A sudden halt in South Korea’s low-skilled guest worker program led to firm closures, production disruptions, and wage declines for native Korean workers.
Firms with greater pre-pandemic dependence on EPS workers were more likely to shut down. A shift from zero to full EPS exposure was associated with an increase of more than 12 percent in closure probability, more than twice the baseline exit rate. The effect was concentrated among low-wage, low-productivity firms: Those in the bottom 25 percent of the wage distribution saw closure probabilities nearly 0.4 percentage points higher per 1 percentage point increase in exposure, while firms in the upper half of the distribution showed no statistically significant effect.
Among firms that did not close, larger EPS employment declines were associated with a 1.7 percentage point higher probability of reporting revenue losses and a 1.4 percentage point higher probability of experiencing production setbacks for each percentage point decline in EPS workers. Crucially, firms did not respond by expanding domestic hiring. While there was some increase in overall Korean employment through retention of incumbent workers, new hiring of Korean workers showed no significant increase. Instead, firms expressed strong demand for additional EPS workers, with each unit decline in EPS employment associated with demand for approximately two additional guest workers.

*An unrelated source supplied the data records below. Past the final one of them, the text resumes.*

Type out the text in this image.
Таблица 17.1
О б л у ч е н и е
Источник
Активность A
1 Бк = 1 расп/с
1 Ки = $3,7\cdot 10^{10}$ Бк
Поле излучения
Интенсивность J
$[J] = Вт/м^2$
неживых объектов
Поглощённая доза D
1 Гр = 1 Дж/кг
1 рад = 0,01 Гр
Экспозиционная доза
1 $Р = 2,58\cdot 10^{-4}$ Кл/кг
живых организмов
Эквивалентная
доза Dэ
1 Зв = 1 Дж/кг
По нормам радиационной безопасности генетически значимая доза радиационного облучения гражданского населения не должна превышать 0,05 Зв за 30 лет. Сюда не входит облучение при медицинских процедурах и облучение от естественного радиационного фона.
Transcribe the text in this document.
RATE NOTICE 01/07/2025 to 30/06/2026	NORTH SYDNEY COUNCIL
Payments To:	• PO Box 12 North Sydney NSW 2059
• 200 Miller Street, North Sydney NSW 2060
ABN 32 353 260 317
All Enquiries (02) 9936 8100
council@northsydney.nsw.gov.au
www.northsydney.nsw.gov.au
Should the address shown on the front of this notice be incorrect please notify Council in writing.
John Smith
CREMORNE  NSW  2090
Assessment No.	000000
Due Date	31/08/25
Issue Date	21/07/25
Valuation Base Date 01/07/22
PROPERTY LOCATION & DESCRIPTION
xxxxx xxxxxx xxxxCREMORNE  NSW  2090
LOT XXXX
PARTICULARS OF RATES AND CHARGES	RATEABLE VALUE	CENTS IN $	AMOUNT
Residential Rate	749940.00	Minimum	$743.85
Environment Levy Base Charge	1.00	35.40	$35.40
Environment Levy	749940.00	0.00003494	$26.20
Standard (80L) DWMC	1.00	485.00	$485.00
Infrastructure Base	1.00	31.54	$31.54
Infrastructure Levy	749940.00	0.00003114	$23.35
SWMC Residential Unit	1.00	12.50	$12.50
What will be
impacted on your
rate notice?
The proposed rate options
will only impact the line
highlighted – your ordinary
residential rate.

Korean employees at surviving firms that were heavily dependent on EPS workers experienced significant wage declines, a finding consistent with native workers being reassigned to lower-skilled tasks previously performed by immigrant workers. This occupational downgrading suggests that EPS and Korean workers performed distinct and complementary roles within the production process.
The researchers acknowledge funding from the Korea Development Institute and the World Bank.